Aux yeux de Marc Goux, qui anime SOS-Loue et rivières comtoises (SOS-LRC); c'est le seul scénario raisonnable au regard des menaces que font peser la pollution des rivières et le réchauffement climatique. Il rappelle que la première mesure, le retour à l'autonomie alimentaire du bétail, est déjà un objectif « annoncé par le CIGC dès 2014, concrétisé par la création des prix de la vache meilleure fourragère et de l'autonomie alimentaire des troupeaux ». L'ennui, c'est qu'il n'est pas encore traduit par des dispositions dans le futur cahier des charges en cours d'élaboration.

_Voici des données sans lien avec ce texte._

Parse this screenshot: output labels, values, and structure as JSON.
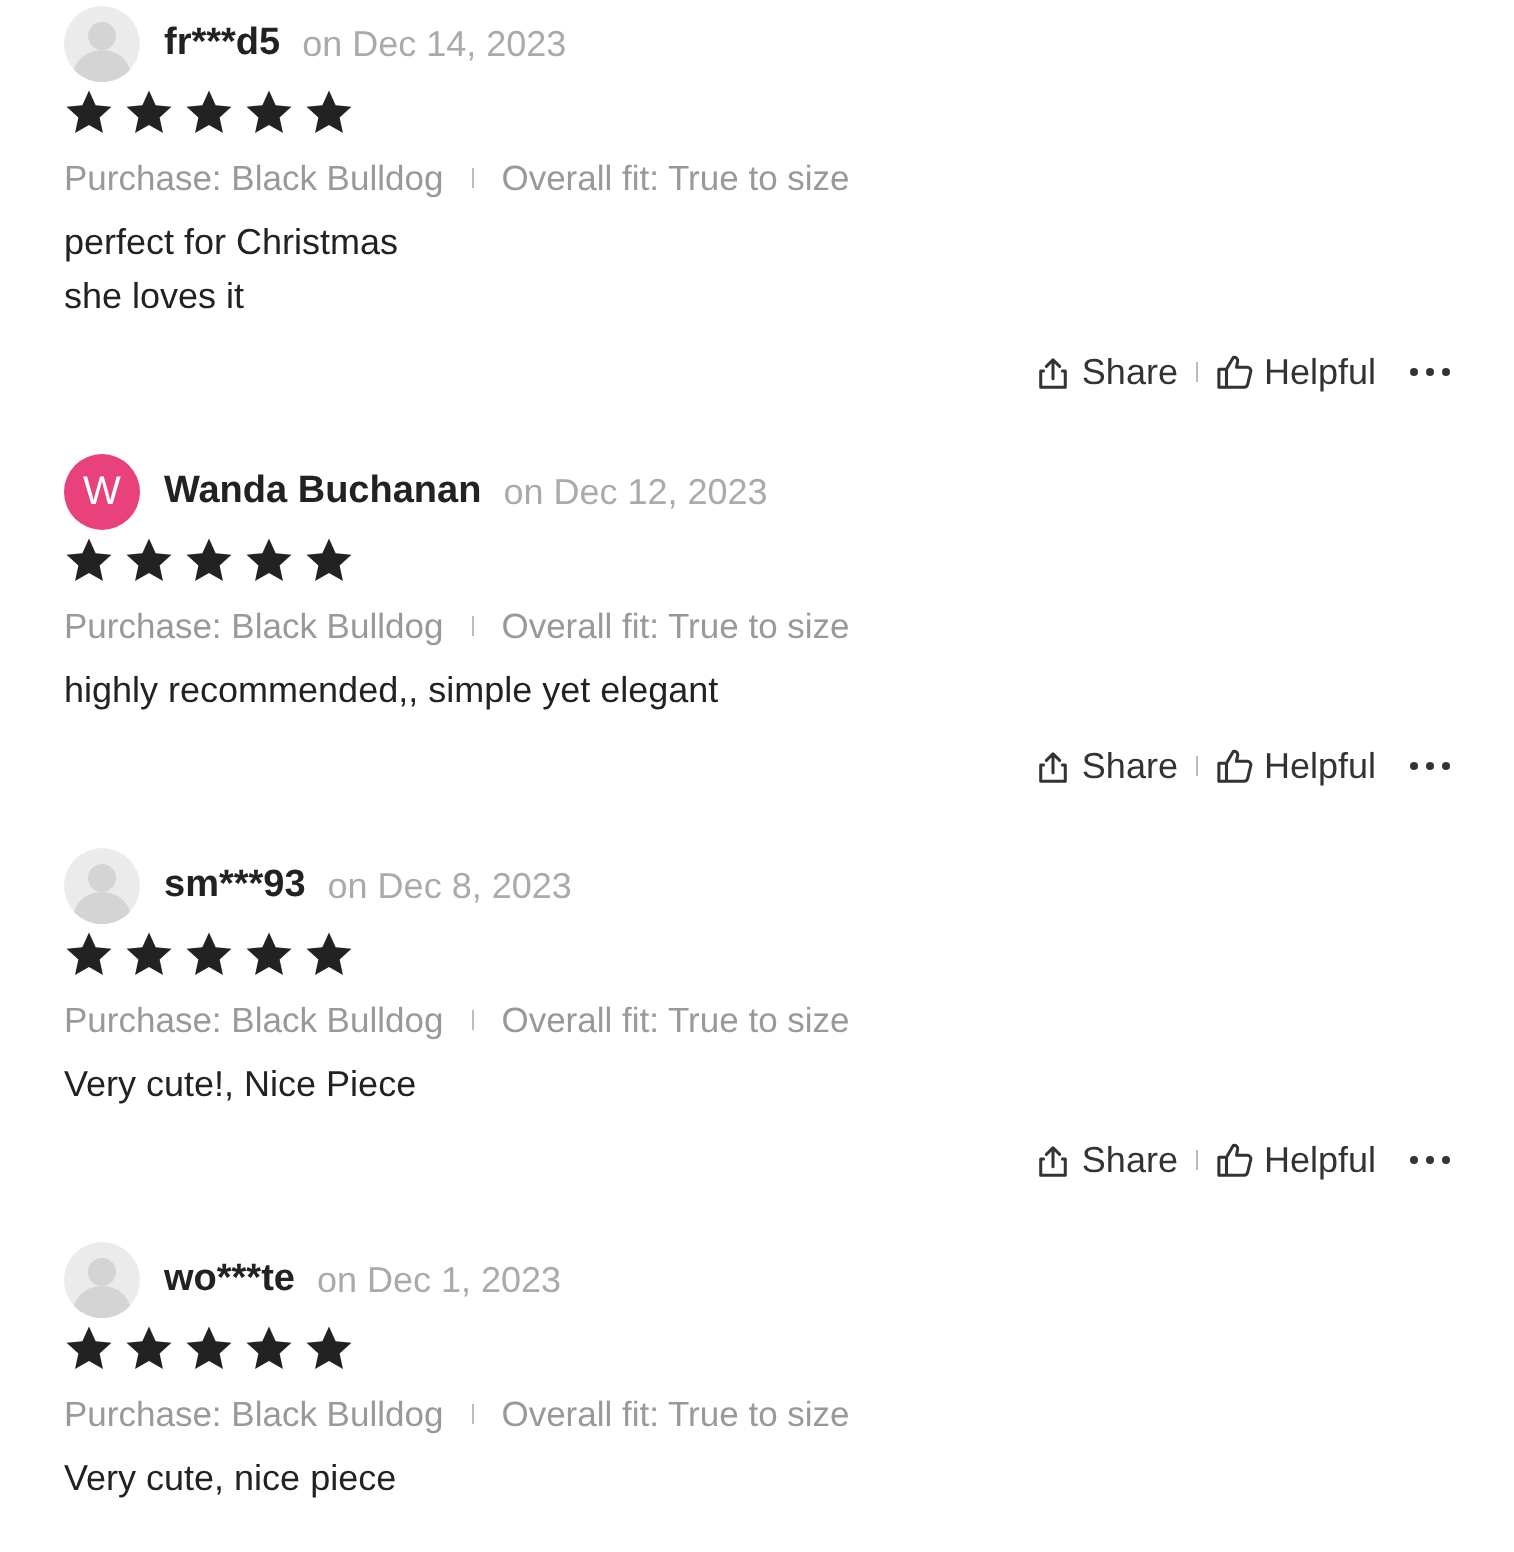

SOS-LRC propose donc de faire passer de 70% à 95% la part minimale des aliments produits sur la ferme ou dans l'aire de la fruitière, soit un cercle de 25 km de diamètre. Pour ce faire, le collectif suggère notamment de davantage cultiver de protéagineux et de légumineuses, d'arrêter d'importer du soja, d'adopter un outil de pilotage individuel des fermes créé par l'INRA de Rennes : Bilagreau. « Je l'ai proposé il y a cinq ans aux chambres d'agriculture de la zone comté, j'apprends qu'il y aura bientôt une conférence téléphonique sur le sujet entre les chambres, l'Etat et Richard Giovanni qui l'a mis au point », se réjouit Marc Goux qui craint comme la peste de trop prendre de front les milieux agricoles.
Il les met cependant devant leurs responsabilités avec la seconde mesure : la reconquête de la biodiversité florale et animale des prairies naturelles. Le document souligne que « le slogan le comté, fromage aux 572 fleurs est discrètement oublié… » Pour y revenir, il faudra passer par la « restauration des zones herbagères », l'accélération de la recherche de variétés résistantes à la sécheresse, la création d'une « banque de semences locales et rustiques », le développement de l'agro-foresterie ou encore la reconstruction des paysages de bocages… Et bien sûr, la baisse drastique, voire la suppression, des apports d'azote.
« Les volumes de lait AOP ont progressé de 24% depuis 2009… »
Outre des vaches montbéliardes « réellement rustiques grâce à une sélection utilisant la race simmental », SOS-LRC entend que l'AOP comté adopte dans son règlement la Stratégie nationale bas carbone. Le document regrette qu'au contraire, le futur cahier des charges « ouvre la porte à plus d'intensification » alors que les « volumes de lait AOP ont progressé de 24% depuis 2009 et progressent de 2% par an… » Du coup, ce sont les exportations qui causent soucis, ne serait-ce parce qu'elles contribuent à l'augmentation des gaz à effet de serre… SOS-LRC propose ainsi à la filière de passer de l'autonomie énergétique à l'énergie positive en 2025 afin d'avoir réduit ses émissions de gaz à effet de serre de 58% à l'horizon 2030.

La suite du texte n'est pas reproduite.